Speaker Enrollment¶
Speaker identification lets Kenzy know who is talking. This enables personalized responses and is required for sensitive operations like locking and unlocking doors.
How it works¶
During enrollment, Kenzy records several short audio samples from a person and computes a speaker embedding — a compact numerical representation of their voice. At runtime, each captured utterance is compared against all enrolled embeddings using cosine similarity. The speaker with the highest similarity above the configured threshold is returned; otherwise the speaker is reported as unknown.
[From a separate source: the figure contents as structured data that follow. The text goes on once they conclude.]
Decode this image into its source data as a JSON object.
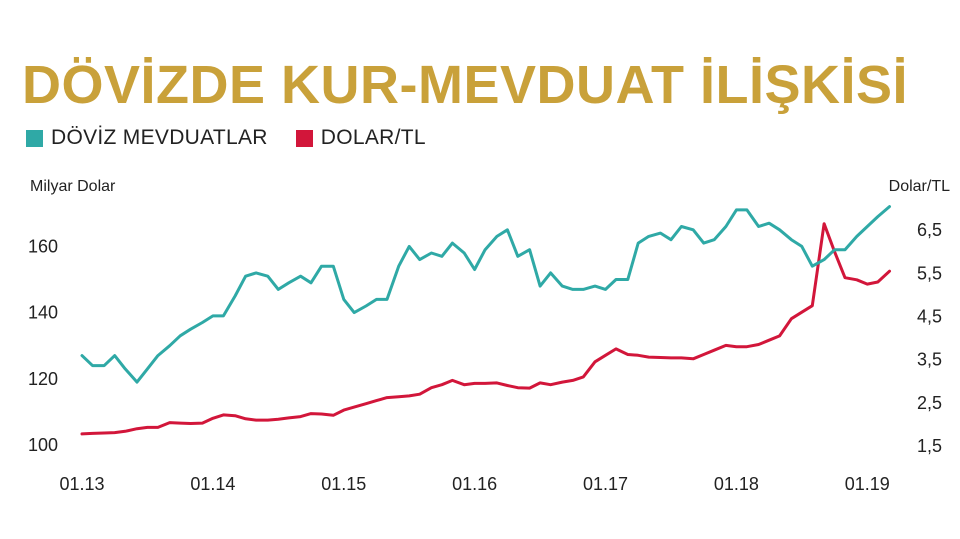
{
  "colors": {
    "title": "#c9a13a",
    "deposits": "#2fa9a6",
    "usdtry": "#d2163a",
    "text": "#222222",
    "grid": "#d9d9d9"
  },
  "chart_data": {
    "type": "line",
    "title": "DÖVİZDE KUR-MEVDUAT İLİŞKİSİ",
    "ylabel": "Milyar Dolar",
    "y2label": "Dolar/TL",
    "grid": false,
    "legend_position": "top-left",
    "xlim": [
      2013.0,
      2019.25
    ],
    "ylim": [
      97,
      174
    ],
    "y2lim": [
      1.29,
      7.2
    ],
    "x_ticks": [
      {
        "x": 2013,
        "label": "01.13"
      },
      {
        "x": 2014,
        "label": "01.14"
      },
      {
        "x": 2015,
        "label": "01.15"
      },
      {
        "x": 2016,
        "label": "01.16"
      },
      {
        "x": 2017,
        "label": "01.17"
      },
      {
        "x": 2018,
        "label": "01.18"
      },
      {
        "x": 2019,
        "label": "01.19"
      }
    ],
    "y_ticks": [
      {
        "v": 100,
        "label": "100"
      },
      {
        "v": 120,
        "label": "120"
      },
      {
        "v": 140,
        "label": "140"
      },
      {
        "v": 160,
        "label": "160"
      }
    ],
    "y2_ticks": [
      {
        "v": 1.5,
        "label": "1,5"
      },
      {
        "v": 2.5,
        "label": "2,5"
      },
      {
        "v": 3.5,
        "label": "3,5"
      },
      {
        "v": 4.5,
        "label": "4,5"
      },
      {
        "v": 5.5,
        "label": "5,5"
      },
      {
        "v": 6.5,
        "label": "6,5"
      }
    ],
    "series": [
      {
        "name": "DÖVİZ MEVDUATLAR",
        "axis": "left",
        "points": [
          [
            2013.0,
            127
          ],
          [
            2013.08,
            124
          ],
          [
            2013.17,
            124
          ],
          [
            2013.25,
            127
          ],
          [
            2013.33,
            123
          ],
          [
            2013.42,
            119
          ],
          [
            2013.5,
            123
          ],
          [
            2013.58,
            127
          ],
          [
            2013.67,
            130
          ],
          [
            2013.75,
            133
          ],
          [
            2013.83,
            135
          ],
          [
            2013.92,
            137
          ],
          [
            2014.0,
            139
          ],
          [
            2014.08,
            139
          ],
          [
            2014.17,
            145
          ],
          [
            2014.25,
            151
          ],
          [
            2014.33,
            152
          ],
          [
            2014.42,
            151
          ],
          [
            2014.5,
            147
          ],
          [
            2014.58,
            149
          ],
          [
            2014.67,
            151
          ],
          [
            2014.75,
            149
          ],
          [
            2014.83,
            154
          ],
          [
            2014.92,
            154
          ],
          [
            2015.0,
            144
          ],
          [
            2015.08,
            140
          ],
          [
            2015.17,
            142
          ],
          [
            2015.25,
            144
          ],
          [
            2015.33,
            144
          ],
          [
            2015.42,
            154
          ],
          [
            2015.5,
            160
          ],
          [
            2015.58,
            156
          ],
          [
            2015.67,
            158
          ],
          [
            2015.75,
            157
          ],
          [
            2015.83,
            161
          ],
          [
            2015.92,
            158
          ],
          [
            2016.0,
            153
          ],
          [
            2016.08,
            159
          ],
          [
            2016.17,
            163
          ],
          [
            2016.25,
            165
          ],
          [
            2016.33,
            157
          ],
          [
            2016.42,
            159
          ],
          [
            2016.5,
            148
          ],
          [
            2016.58,
            152
          ],
          [
            2016.67,
            148
          ],
          [
            2016.75,
            147
          ],
          [
            2016.83,
            147
          ],
          [
            2016.92,
            148
          ],
          [
            2017.0,
            147
          ],
          [
            2017.08,
            150
          ],
          [
            2017.17,
            150
          ],
          [
            2017.25,
            161
          ],
          [
            2017.33,
            163
          ],
          [
            2017.42,
            164
          ],
          [
            2017.5,
            162
          ],
          [
            2017.58,
            166
          ],
          [
            2017.67,
            165
          ],
          [
            2017.75,
            161
          ],
          [
            2017.83,
            162
          ],
          [
            2017.92,
            166
          ],
          [
            2018.0,
            171
          ],
          [
            2018.08,
            171
          ],
          [
            2018.17,
            166
          ],
          [
            2018.25,
            167
          ],
          [
            2018.33,
            165
          ],
          [
            2018.42,
            162
          ],
          [
            2018.5,
            160
          ],
          [
            2018.58,
            154
          ],
          [
            2018.67,
            156
          ],
          [
            2018.75,
            159
          ],
          [
            2018.83,
            159
          ],
          [
            2018.92,
            163
          ],
          [
            2019.0,
            166
          ],
          [
            2019.08,
            169
          ],
          [
            2019.17,
            172
          ]
        ]
      },
      {
        "name": "DOLAR/TL",
        "axis": "right",
        "points": [
          [
            2013.0,
            1.78
          ],
          [
            2013.08,
            1.79
          ],
          [
            2013.17,
            1.8
          ],
          [
            2013.25,
            1.81
          ],
          [
            2013.33,
            1.84
          ],
          [
            2013.42,
            1.9
          ],
          [
            2013.5,
            1.93
          ],
          [
            2013.58,
            1.93
          ],
          [
            2013.67,
            2.04
          ],
          [
            2013.75,
            2.03
          ],
          [
            2013.83,
            2.02
          ],
          [
            2013.92,
            2.03
          ],
          [
            2014.0,
            2.14
          ],
          [
            2014.08,
            2.22
          ],
          [
            2014.17,
            2.2
          ],
          [
            2014.25,
            2.13
          ],
          [
            2014.33,
            2.1
          ],
          [
            2014.42,
            2.1
          ],
          [
            2014.5,
            2.12
          ],
          [
            2014.58,
            2.15
          ],
          [
            2014.67,
            2.18
          ],
          [
            2014.75,
            2.25
          ],
          [
            2014.83,
            2.24
          ],
          [
            2014.92,
            2.21
          ],
          [
            2015.0,
            2.33
          ],
          [
            2015.08,
            2.4
          ],
          [
            2015.17,
            2.48
          ],
          [
            2015.25,
            2.55
          ],
          [
            2015.33,
            2.62
          ],
          [
            2015.42,
            2.64
          ],
          [
            2015.5,
            2.66
          ],
          [
            2015.58,
            2.7
          ],
          [
            2015.67,
            2.85
          ],
          [
            2015.75,
            2.92
          ],
          [
            2015.83,
            3.02
          ],
          [
            2015.92,
            2.92
          ],
          [
            2016.0,
            2.95
          ],
          [
            2016.08,
            2.95
          ],
          [
            2016.17,
            2.96
          ],
          [
            2016.25,
            2.9
          ],
          [
            2016.33,
            2.85
          ],
          [
            2016.42,
            2.84
          ],
          [
            2016.5,
            2.96
          ],
          [
            2016.58,
            2.92
          ],
          [
            2016.67,
            2.98
          ],
          [
            2016.75,
            3.02
          ],
          [
            2016.83,
            3.1
          ],
          [
            2016.92,
            3.45
          ],
          [
            2017.0,
            3.6
          ],
          [
            2017.08,
            3.75
          ],
          [
            2017.17,
            3.62
          ],
          [
            2017.25,
            3.6
          ],
          [
            2017.33,
            3.56
          ],
          [
            2017.42,
            3.55
          ],
          [
            2017.5,
            3.54
          ],
          [
            2017.58,
            3.54
          ],
          [
            2017.67,
            3.52
          ],
          [
            2017.75,
            3.62
          ],
          [
            2017.83,
            3.72
          ],
          [
            2017.92,
            3.83
          ],
          [
            2018.0,
            3.8
          ],
          [
            2018.08,
            3.8
          ],
          [
            2018.17,
            3.85
          ],
          [
            2018.25,
            3.95
          ],
          [
            2018.33,
            4.05
          ],
          [
            2018.42,
            4.45
          ],
          [
            2018.5,
            4.6
          ],
          [
            2018.58,
            4.75
          ],
          [
            2018.67,
            6.65
          ],
          [
            2018.75,
            6.0
          ],
          [
            2018.83,
            5.4
          ],
          [
            2018.92,
            5.35
          ],
          [
            2019.0,
            5.25
          ],
          [
            2019.08,
            5.3
          ],
          [
            2019.17,
            5.55
          ]
        ]
      }
    ]
  }
}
Embeddings are stored as .npy files in data/speakers/<name>.npy.
Requirements¶
- The
kenzy-speakerservice must be running - The
kenzy-ttsservice must be running (used to read prompts aloud during enrollment) - A microphone connected to the machine running
kenzy-enroll
Running enrollment¶
kenzy-enroll [configs/speaker.yaml]
The CLI will:
- Ask for the speaker's name
- Read each enrollment prompt aloud via TTS
- Record the speaker saying the prompt
- Repeat for all prompts
- Compute and save the embedding to
data/speakers/<name>.npy
The default prompts are phonetically diverse sentences chosen to capture a broad range of sounds. You can customize them in configs/speaker.yaml under enroll_prompts.
Re-enrolling a speaker¶
Run kenzy-enroll again with the same name. The existing embedding file is overwritten.
Removing a speaker¶
Delete the embedding file:
rm data/speakers/<name>.npy
Restart kenzy-speaker for the change to take effect.
Tuning the identification threshold¶
The identify_threshold in configs/speaker.yaml controls how strict the match must be:
| Threshold | Behavior |
|---|---|
0.20 |
Permissive — fewer unknown results, higher risk of misidentification |
0.25 |
Default — good balance for a home environment |
0.30–0.35 |
Strict — more unknown results if audio quality varies |
If enrolled speakers are frequently returned as unknown, lower the threshold. If strangers are being matched to enrolled speakers, raise it.
Enrollment quality
Record in the room and with the microphone you will use day-to-day. Enrollment done in a quiet studio with a headset will not generalize well to a noisy kitchen with a far-field mic.
Security implications¶
Speaker identification is not a strong authentication mechanism — it can be fooled by a recording or a similar-sounding voice. It is used as a convenience gate (requiring a recognisable voice for lock/cover operations) rather than a cryptographic security boundary.